ProtoObject and comparison for equality and ordering
Adam D. Ruppe
destructionator at gmail.com
Tue May 14 21:29:10 UTC 2019
On Tuesday, 14 May 2019 at 20:36:08 UTC, Eduard Staniloiu wrote:
> Adding some more context to this
thanks, yeah I missed most of dconf for various reasons
(hopefully will catch up when the videos released though) so this
is good to read.
> Jonathan's question got us to the point raised: maybe it
> doesn't make much sense to be able to compare two
> `ProtoObjects`, so maybe you shouldn't be able to. This would
> change the interface to
Yeah, I would agree with that. It is hard to imagine a class that
should actually be ordered with respect to a totally separate and
unknown class. How would you possibly compare `MyDomElement <
MySimpleWindow`? It's absurd.
Let's try to think of a case where it might make sense. Maybe I
define class MyString. That can be sorted along side with other
MyStrings. Ditto with char[].
class MyString : Ordered!MyString, Ordered!(char[])

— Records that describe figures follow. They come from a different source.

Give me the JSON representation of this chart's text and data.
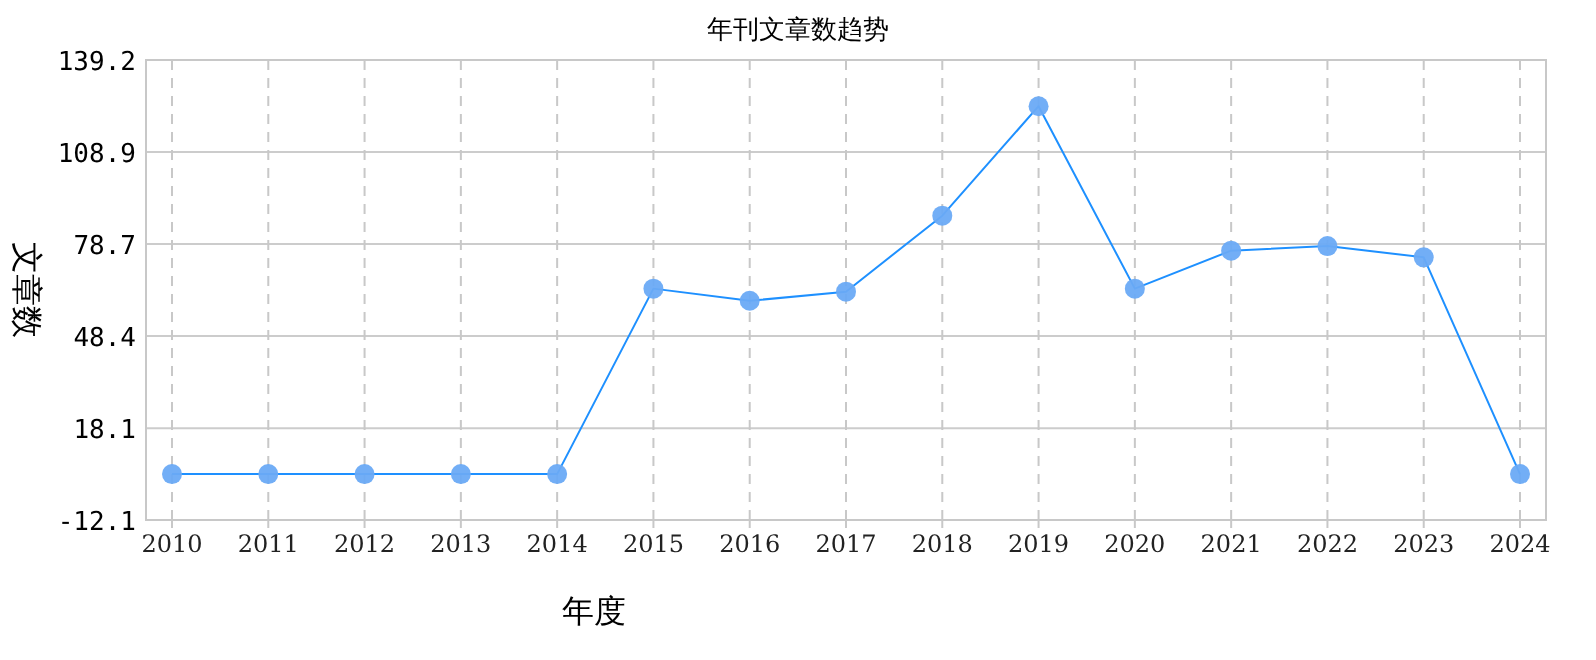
{
  "chart_data": {
    "type": "line",
    "title": "年刊文章数趋势",
    "xlabel": "年度",
    "ylabel": "文章数",
    "categories": [
      "2010",
      "2011",
      "2012",
      "2013",
      "2014",
      "2015",
      "2016",
      "2017",
      "2018",
      "2019",
      "2020",
      "2021",
      "2022",
      "2023",
      "2024"
    ],
    "series": [
      {
        "color": "#1e90ff",
        "values": [
          3,
          3,
          3,
          3,
          3,
          64,
          60,
          63,
          88,
          124,
          64,
          76.5,
          78,
          74.3,
          3
        ]
      }
    ],
    "ylim": [
      -12.1,
      139.2
    ],
    "yticks": [
      -12.1,
      18.1,
      48.4,
      78.7,
      108.9,
      139.2
    ],
    "grid": true,
    "marker": "circle",
    "line_style": "solid"
  }
}
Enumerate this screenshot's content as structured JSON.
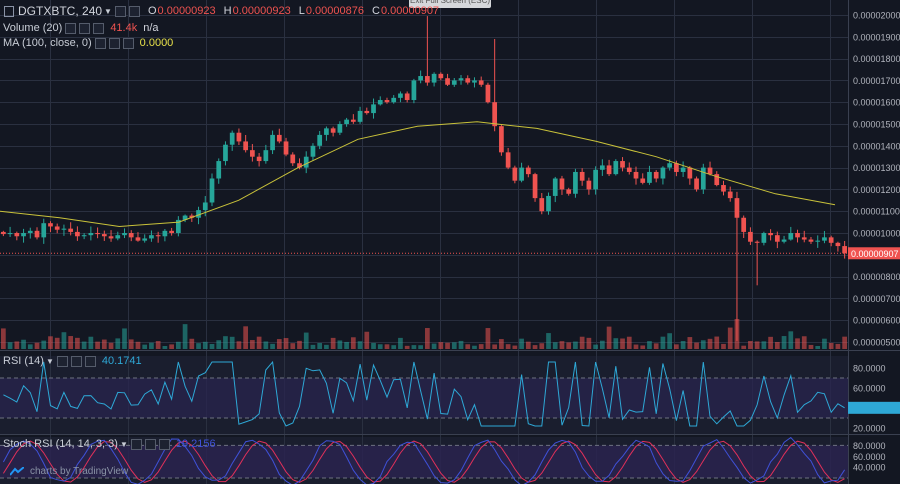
{
  "header": {
    "symbol": "DGTXBTC",
    "interval": "240",
    "ohlc": {
      "o_label": "O",
      "o": "0.00000923",
      "h_label": "H",
      "h": "0.00000923",
      "l_label": "L",
      "l": "0.00000876",
      "c_label": "C",
      "c": "0.00000907"
    },
    "exit_fullscreen": "Exit Full Screen (ESC)"
  },
  "indicators": {
    "volume": {
      "label": "Volume (20)",
      "value": "41.4k",
      "value2": "n/a"
    },
    "ma": {
      "label": "MA (100, close, 0)",
      "value": "0.0000"
    },
    "rsi": {
      "label": "RSI (14)",
      "value": "40.1741"
    },
    "stoch": {
      "label": "Stoch RSI (14, 14, 3, 3)",
      "value": "19.2156"
    }
  },
  "footer": {
    "brand": "charts by TradingView"
  },
  "colors": {
    "up": "#26a69a",
    "down": "#ef5350",
    "ma": "#c9c23a",
    "rsi": "#2ea8d6",
    "stoch_k": "#3f51d8",
    "stoch_d": "#e0305a",
    "price_tag": "#ef5350",
    "band": "#2a2350"
  },
  "chart_data": [
    {
      "type": "candlestick",
      "title": "",
      "ylim": [
        5e-06,
        2.1e-06
      ],
      "price_ticks": [
        "0.00002000",
        "0.00001900",
        "0.00001800",
        "0.00001700",
        "0.00001600",
        "0.00001500",
        "0.00001400",
        "0.00001300",
        "0.00001200",
        "0.00001100",
        "0.00001000",
        "0.00000900",
        "0.00000800",
        "0.00000700",
        "0.00000600",
        "0.00000500"
      ],
      "last_price": "0.00000907",
      "closes_e8": [
        995,
        1000,
        985,
        1000,
        1010,
        980,
        1045,
        1030,
        1015,
        1020,
        1005,
        985,
        990,
        1000,
        995,
        985,
        975,
        990,
        1000,
        980,
        965,
        975,
        990,
        985,
        1010,
        1000,
        1060,
        1080,
        1070,
        1105,
        1140,
        1250,
        1330,
        1405,
        1460,
        1420,
        1380,
        1350,
        1330,
        1380,
        1450,
        1420,
        1360,
        1320,
        1300,
        1350,
        1400,
        1450,
        1480,
        1460,
        1500,
        1520,
        1510,
        1560,
        1550,
        1590,
        1610,
        1600,
        1620,
        1640,
        1610,
        1700,
        1720,
        1690,
        1730,
        1710,
        1680,
        1700,
        1710,
        1690,
        1700,
        1680,
        1600,
        1490,
        1370,
        1300,
        1240,
        1300,
        1270,
        1160,
        1100,
        1170,
        1250,
        1200,
        1180,
        1280,
        1240,
        1200,
        1290,
        1310,
        1270,
        1330,
        1300,
        1280,
        1250,
        1230,
        1280,
        1250,
        1300,
        1320,
        1280,
        1300,
        1250,
        1200,
        1300,
        1270,
        1220,
        1190,
        1160,
        1070,
        1005,
        960,
        955,
        1000,
        990,
        960,
        970,
        1000,
        980,
        970,
        960,
        965,
        980,
        955,
        940,
        907
      ],
      "ma_e8": [
        1100,
        1070,
        1030,
        1050,
        1150,
        1300,
        1430,
        1490,
        1510,
        1480,
        1420,
        1350,
        1260,
        1180,
        1130
      ]
    },
    {
      "type": "line",
      "name": "RSI (14)",
      "ylim": [
        20,
        90
      ],
      "ticks": [
        "80.0000",
        "60.0000",
        "40.0000",
        "20.0000"
      ],
      "bands": [
        70,
        30
      ],
      "last": 40.1741
    },
    {
      "type": "line",
      "name": "Stoch RSI (14, 14, 3, 3)",
      "ylim": [
        20,
        90
      ],
      "ticks": [
        "80.0000",
        "60.0000",
        "40.0000"
      ],
      "bands": [
        80,
        20
      ]
    }
  ]
}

So what if you defined YourString that is basically the same. I
can see the argument where maybe someone, using our two libraries
together, would want to:
ProtoObject[] objs;
objs ~= new MyString();
objs ~= new YourString();
sort(objs);
But how would you even implement that now? You have to cast
inside opCmp... and that means one of the two classes must know
about the other to realize that cast.
And if they knew about the other, they could explicitly declare
that in the interface list.
And then you would store `Ordered!YourString[] objs;` instead of
`ProtoObject`; make an array of the least common ancestor that
actually defines the necessary interface.
So...
> ```
> interface Ordered(T)
> {
> int opCmp(scope const T rhs);
> }
> ```
Yeah, I don't think we actually lose anything of value going this
way. Let's do it.
> Since we are here, I want to raise another question:
> Should `opCmp` return a float?
My view is if they cannot be compared, they shouldn't implement
the interface.
For cases where some values are comparable and some aren't (like
float.nan or maybe null), I'm kinda ok just saying you return -1
or whatever and it is undefined order.